American Airlines Tightens Leash On Emotional Support Animal Policy

American airlines adjusts its emotional support animals

American Airlines has tightened the leash on its emotional support animal policy for its flights across the U.S. The airline joins several other major carriers who have begun racheting down on what kind of pets can qualify as comfort animals. 

According to the new guidelines issued by American, the airline will no longer recognize the following animals as comfort pets: goats, ferrets, insects, snakes, hedgehogs, amphibians, reptiles, rodents, snakes, spiders and sugar gliders. Non-household birds, like "farm poultry, waterfowl, game birds, and birds of prey," as well as "animals with tusks, horns or hooves," will also be banned from flights. 
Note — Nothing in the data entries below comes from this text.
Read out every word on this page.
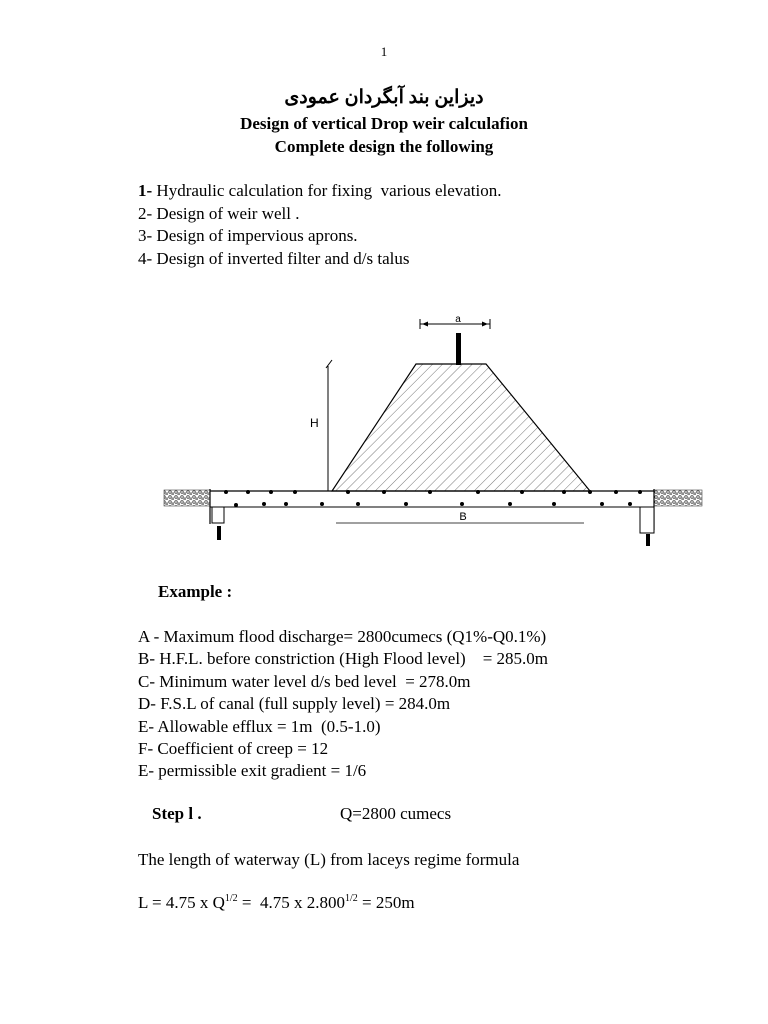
1
دیزاین بند آبگردان عمودی
Design of vertical Drop weir calculafion
Complete design the following
1- Hydraulic calculation for fixing  various elevation.
2- Design of weir well .
3- Design of impervious aprons.
4- Design of inverted filter and d/s talus
a
H
B
Example :
A - Maximum flood discharge= 2800cumecs (Q1%-Q0.1%)
B- H.F.L. before constriction (High Flood level)    = 285.0m
C- Minimum water level d/s bed level  = 278.0m
D- F.S.L of canal (full supply level) = 284.0m
E- Allowable efflux = 1m  (0.5-1.0)
F- Coefficient of creep = 12
E- permissible exit gradient = 1/6
Step l .	Q=2800 cumecs
The length of waterway (L) from laceys regime formula
L = 4.75 x $Q^{1/2} = 4.75$ x $2.800^{1/2} = 250m$
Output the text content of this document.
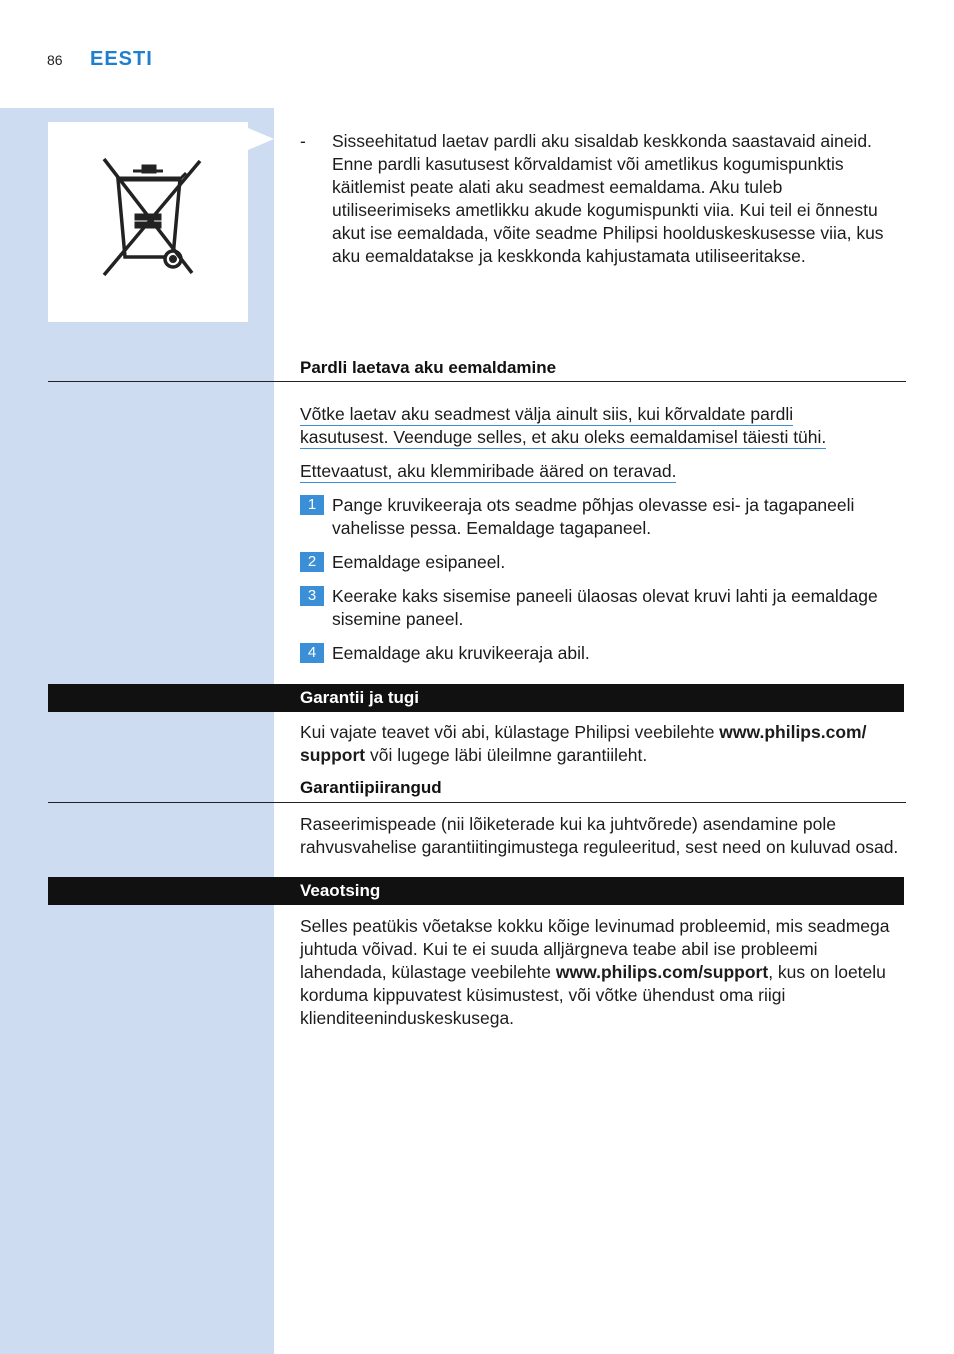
86 EESTI
- Sisseehitatud laetav pardli aku sisaldab keskkonda saastavaid aineid. Enne pardli kasutusest kõrvaldamist või ametlikus kogumispunktis käitlemist peate alati aku seadmest eemaldama. Aku tuleb utiliseerimiseks ametlikku akude kogumispunkti viia. Kui teil ei õnnestu akut ise eemaldada, võite seadme Philipsi hoolduskeskusesse viia, kus aku eemaldatakse ja keskkonda kahjustamata utiliseeritakse.
Pardli laetava aku eemaldamine
Võtke laetav aku seadmest välja ainult siis, kui kõrvaldate pardli
kasutusest. Veenduge selles, et aku oleks eemaldamisel täiesti tühi.
Ettevaatust, aku klemmiribade ääred on teravad.
1 Pange kruvikeeraja ots seadme põhjas olevasse esi- ja tagapaneeli vahelisse pessa. Eemaldage tagapaneel.
2 Eemaldage esipaneel.
3 Keerake kaks sisemise paneeli ülaosas olevat kruvi lahti ja eemaldage sisemine paneel.
4 Eemaldage aku kruvikeeraja abil.
Garantii ja tugi
Kui vajate teavet või abi, külastage Philipsi veebilehte www.philips.com/ support või lugege läbi üleilmne garantiileht.
Garantiipiirangud
Raseerimispeade (nii lõiketerade kui ka juhtvõrede) asendamine pole rahvusvahelise garantiitingimustega reguleeritud, sest need on kuluvad osad.
Veaotsing
Selles peatükis võetakse kokku kõige levinumad probleemid, mis seadmega juhtuda võivad. Kui te ei suuda alljärgneva teabe abil ise probleemi lahendada, külastage veebilehte www.philips.com/support, kus on loetelu korduma kippuvatest küsimustest, või võtke ühendust oma riigi klienditeeninduskeskusega.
In a blog post announcing the shift in policy, the airline cited a 40 percent increase in passengers bringing their animals on-board with them during their flights between 2016 and 2017 as the reason for the change. 

"Prior to enacting these changes to our animal policy, American met with a number of disability groups to get their input, including American Association of People with Disabilities, Paralyzed Veterans of America, American Council for the Blind and My Blind Spot," the airline wrote. "At American, we want to have policies and procedures in place that protect our team members and our customers who have a real need for a trained service or support animal. We appreciate the dialogue and partnership we have with these organizations."

The Fort Worth Airline says if passengers wish to bring an comfort animal with them on a flight, they must fill out a form at least 48 hours before their plane departs. The form requires the passenger provide the name and contact information of their mental health professional who can support the person's need for a service animal. 

The pre-clearance form will also include a documentation validation by American Airlines from the mental health professional. Officials say accommodations will be made for travelers who are booking emergency travel within 48 hours of their departure. 

Passengers must also promise the airline their comfort animal won't block the seats or aisles of the cabin and will not threaten the health and safety of their fellow fliers. For flights lasting longer than eight hours, passengers must also provide documentation that their pet won't defecate on the plane, or "do so in a way that doesn't create a health or sanitation issue."

Several major carriers like Delta and United Airlines have made changes to their emotional support policies following incidents with passengers bringing pets like hamsters or peacocks on-board their flights. 

The new comfort animal policies for American Airlines go into effect on July 1st.